Quantum Teleportation Error Suppression Algorithm Based on Convolutional Neural Networks and Quantum Topological Semion Codes

Abstract

Quantum error correction (QEC) is a key technique for building scalable quantum computers that can be used to mitigate the effects of errors on physical quantum bits. Since quantum states are more or less affected by noise, errors are inevitable. Traditional QEC codes face huge challenges. Therefore, designing an error suppression algorithm based on neural networks (NN) and quantum topological error correction (QTEC) codes is particularly important for quantum teleportation. In this paper, QTEC codes: semion codes—a greater than 2 dimensional (2D) error correction code based on the double semion model—are used to suppress errors during quantum teleportation, using a NN to build a decoder based on semion codes and to simulate the quantum information error suppression process and the suppression effect. The proposed convolutional neural network (CNN) decoder is suitable for small distance topological semion codes.

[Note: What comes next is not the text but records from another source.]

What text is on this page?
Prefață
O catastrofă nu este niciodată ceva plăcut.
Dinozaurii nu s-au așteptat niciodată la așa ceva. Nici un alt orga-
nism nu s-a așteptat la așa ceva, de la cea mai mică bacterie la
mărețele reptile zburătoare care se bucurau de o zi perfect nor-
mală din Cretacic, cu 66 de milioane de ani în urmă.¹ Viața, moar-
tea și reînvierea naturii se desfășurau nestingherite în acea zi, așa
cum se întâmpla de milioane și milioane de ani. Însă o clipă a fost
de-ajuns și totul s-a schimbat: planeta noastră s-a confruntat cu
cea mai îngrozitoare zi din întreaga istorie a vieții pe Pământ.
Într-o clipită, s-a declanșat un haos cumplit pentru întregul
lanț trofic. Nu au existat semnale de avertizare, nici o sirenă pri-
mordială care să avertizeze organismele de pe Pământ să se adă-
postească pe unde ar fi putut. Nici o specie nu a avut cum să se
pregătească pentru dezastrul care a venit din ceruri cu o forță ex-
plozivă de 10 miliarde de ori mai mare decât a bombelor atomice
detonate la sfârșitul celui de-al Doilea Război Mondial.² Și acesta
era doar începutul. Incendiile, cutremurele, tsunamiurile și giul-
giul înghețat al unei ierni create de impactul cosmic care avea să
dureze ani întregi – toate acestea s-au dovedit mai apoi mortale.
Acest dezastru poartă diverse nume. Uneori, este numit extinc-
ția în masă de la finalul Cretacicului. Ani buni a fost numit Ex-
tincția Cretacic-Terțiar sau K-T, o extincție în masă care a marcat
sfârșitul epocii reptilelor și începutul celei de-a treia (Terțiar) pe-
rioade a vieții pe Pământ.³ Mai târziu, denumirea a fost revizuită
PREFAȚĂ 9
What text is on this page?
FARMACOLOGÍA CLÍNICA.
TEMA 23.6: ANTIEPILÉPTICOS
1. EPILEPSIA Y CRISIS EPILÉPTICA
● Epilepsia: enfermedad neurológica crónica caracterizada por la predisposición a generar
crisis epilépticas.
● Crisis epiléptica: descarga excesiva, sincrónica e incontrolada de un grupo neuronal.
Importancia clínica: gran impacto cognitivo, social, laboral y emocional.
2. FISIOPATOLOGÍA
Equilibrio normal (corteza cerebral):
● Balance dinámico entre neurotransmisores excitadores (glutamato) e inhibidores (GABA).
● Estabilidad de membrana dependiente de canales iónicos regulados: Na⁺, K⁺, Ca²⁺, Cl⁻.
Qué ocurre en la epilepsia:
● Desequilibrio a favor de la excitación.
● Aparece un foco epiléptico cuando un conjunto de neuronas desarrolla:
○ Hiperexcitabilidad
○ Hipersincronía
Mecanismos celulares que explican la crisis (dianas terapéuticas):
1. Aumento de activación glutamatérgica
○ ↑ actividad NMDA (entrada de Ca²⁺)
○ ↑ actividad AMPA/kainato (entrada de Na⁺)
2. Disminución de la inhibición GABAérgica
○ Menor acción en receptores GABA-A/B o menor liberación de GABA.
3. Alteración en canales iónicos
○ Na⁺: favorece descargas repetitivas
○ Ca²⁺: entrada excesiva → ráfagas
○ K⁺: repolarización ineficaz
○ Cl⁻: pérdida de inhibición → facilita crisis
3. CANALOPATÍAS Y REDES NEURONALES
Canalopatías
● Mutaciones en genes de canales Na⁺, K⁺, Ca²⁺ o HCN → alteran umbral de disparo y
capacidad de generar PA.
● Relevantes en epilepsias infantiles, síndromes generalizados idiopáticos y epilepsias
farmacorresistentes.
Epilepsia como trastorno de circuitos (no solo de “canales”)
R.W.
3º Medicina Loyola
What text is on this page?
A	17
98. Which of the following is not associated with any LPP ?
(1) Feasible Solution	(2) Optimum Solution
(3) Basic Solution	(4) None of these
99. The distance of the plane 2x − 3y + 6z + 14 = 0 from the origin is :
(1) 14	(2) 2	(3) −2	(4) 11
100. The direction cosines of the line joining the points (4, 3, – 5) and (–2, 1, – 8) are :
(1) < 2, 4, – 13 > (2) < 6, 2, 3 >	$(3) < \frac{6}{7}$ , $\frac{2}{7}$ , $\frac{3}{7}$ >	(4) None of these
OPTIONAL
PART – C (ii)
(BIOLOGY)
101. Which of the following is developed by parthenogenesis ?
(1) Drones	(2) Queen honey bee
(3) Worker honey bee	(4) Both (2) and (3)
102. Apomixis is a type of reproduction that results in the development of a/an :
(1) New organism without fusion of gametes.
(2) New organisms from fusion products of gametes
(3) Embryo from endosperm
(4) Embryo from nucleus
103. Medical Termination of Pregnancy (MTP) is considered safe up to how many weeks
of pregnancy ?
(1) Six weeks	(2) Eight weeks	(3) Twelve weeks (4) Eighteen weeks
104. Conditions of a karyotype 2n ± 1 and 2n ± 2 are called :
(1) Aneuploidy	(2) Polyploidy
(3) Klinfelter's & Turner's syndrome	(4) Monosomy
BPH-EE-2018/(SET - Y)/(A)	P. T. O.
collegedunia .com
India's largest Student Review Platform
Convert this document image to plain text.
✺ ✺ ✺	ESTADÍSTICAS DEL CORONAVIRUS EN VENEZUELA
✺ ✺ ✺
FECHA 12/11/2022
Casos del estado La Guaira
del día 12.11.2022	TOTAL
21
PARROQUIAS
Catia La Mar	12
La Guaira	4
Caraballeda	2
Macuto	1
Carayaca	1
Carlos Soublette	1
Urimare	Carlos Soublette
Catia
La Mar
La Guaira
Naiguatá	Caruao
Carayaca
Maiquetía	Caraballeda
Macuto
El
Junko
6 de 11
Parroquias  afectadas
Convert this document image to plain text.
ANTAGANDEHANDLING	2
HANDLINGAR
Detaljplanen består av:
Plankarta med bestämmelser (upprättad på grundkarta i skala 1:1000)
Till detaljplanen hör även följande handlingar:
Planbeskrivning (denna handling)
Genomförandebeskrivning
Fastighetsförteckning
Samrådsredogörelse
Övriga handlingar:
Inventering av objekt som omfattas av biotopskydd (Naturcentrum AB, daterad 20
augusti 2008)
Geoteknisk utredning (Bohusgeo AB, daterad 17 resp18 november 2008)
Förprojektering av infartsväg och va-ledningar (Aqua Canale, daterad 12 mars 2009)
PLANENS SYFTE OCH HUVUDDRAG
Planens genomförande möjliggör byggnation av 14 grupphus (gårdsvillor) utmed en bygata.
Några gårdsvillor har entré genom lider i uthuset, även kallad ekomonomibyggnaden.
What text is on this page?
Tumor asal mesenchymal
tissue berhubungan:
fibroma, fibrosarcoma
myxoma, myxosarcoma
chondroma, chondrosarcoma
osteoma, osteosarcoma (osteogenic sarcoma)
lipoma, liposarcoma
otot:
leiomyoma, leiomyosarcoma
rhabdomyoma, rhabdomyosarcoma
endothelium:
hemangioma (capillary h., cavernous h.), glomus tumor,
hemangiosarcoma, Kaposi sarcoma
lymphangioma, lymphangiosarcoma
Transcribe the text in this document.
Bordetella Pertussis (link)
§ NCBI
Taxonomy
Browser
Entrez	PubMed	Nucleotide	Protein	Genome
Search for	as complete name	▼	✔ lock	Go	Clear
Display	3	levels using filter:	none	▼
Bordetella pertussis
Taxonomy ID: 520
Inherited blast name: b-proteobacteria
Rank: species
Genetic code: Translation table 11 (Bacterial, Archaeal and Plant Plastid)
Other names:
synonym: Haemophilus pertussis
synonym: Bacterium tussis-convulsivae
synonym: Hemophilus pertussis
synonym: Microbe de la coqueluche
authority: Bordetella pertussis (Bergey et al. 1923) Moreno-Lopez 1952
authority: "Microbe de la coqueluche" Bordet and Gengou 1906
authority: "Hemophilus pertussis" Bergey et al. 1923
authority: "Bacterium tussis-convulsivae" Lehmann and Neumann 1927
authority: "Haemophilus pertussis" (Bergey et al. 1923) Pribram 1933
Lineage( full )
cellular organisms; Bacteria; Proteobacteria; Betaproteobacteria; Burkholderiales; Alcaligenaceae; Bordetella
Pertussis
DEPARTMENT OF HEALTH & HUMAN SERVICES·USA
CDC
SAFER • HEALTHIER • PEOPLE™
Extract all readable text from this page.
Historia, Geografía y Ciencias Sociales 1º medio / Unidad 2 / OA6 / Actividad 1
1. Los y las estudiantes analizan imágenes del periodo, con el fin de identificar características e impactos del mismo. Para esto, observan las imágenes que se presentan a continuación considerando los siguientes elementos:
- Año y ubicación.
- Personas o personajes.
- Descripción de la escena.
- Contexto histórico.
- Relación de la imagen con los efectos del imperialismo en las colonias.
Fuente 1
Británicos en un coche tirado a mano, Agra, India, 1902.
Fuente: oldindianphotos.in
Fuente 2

The aim is to optimize the NN for better decoder performance while deriving the relationship between decoder performance and slope and pseudothreshold during training and calculate the thresholds for different noise areas when the code distances are the same, $P_{\mathrm{t}\mathrm{h}\mathrm{r}\mathrm{e}\mathrm{s}\mathrm{h}\mathrm{o}\mathrm{l}\mathrm{d}}=0.082$ for $\mathrm{A}\mathrm{r}\mathrm{e}\mathrm{a}<0.007\mathrm{d}B$ and $P_{\mathrm{t}\mathrm{h}\mathrm{r}\mathrm{e}\mathrm{s}\mathrm{h}\mathrm{o}\mathrm{l}\mathrm{d}}=0.096$ for $\mathrm{A}\mathrm{r}\mathrm{e}\mathrm{a}<0.01\mathrm{d}B$ . This paper demonstrates the ability of CNNs to suppress errors in quantum transmission information and the great potential of NNs in the field of quantum computing.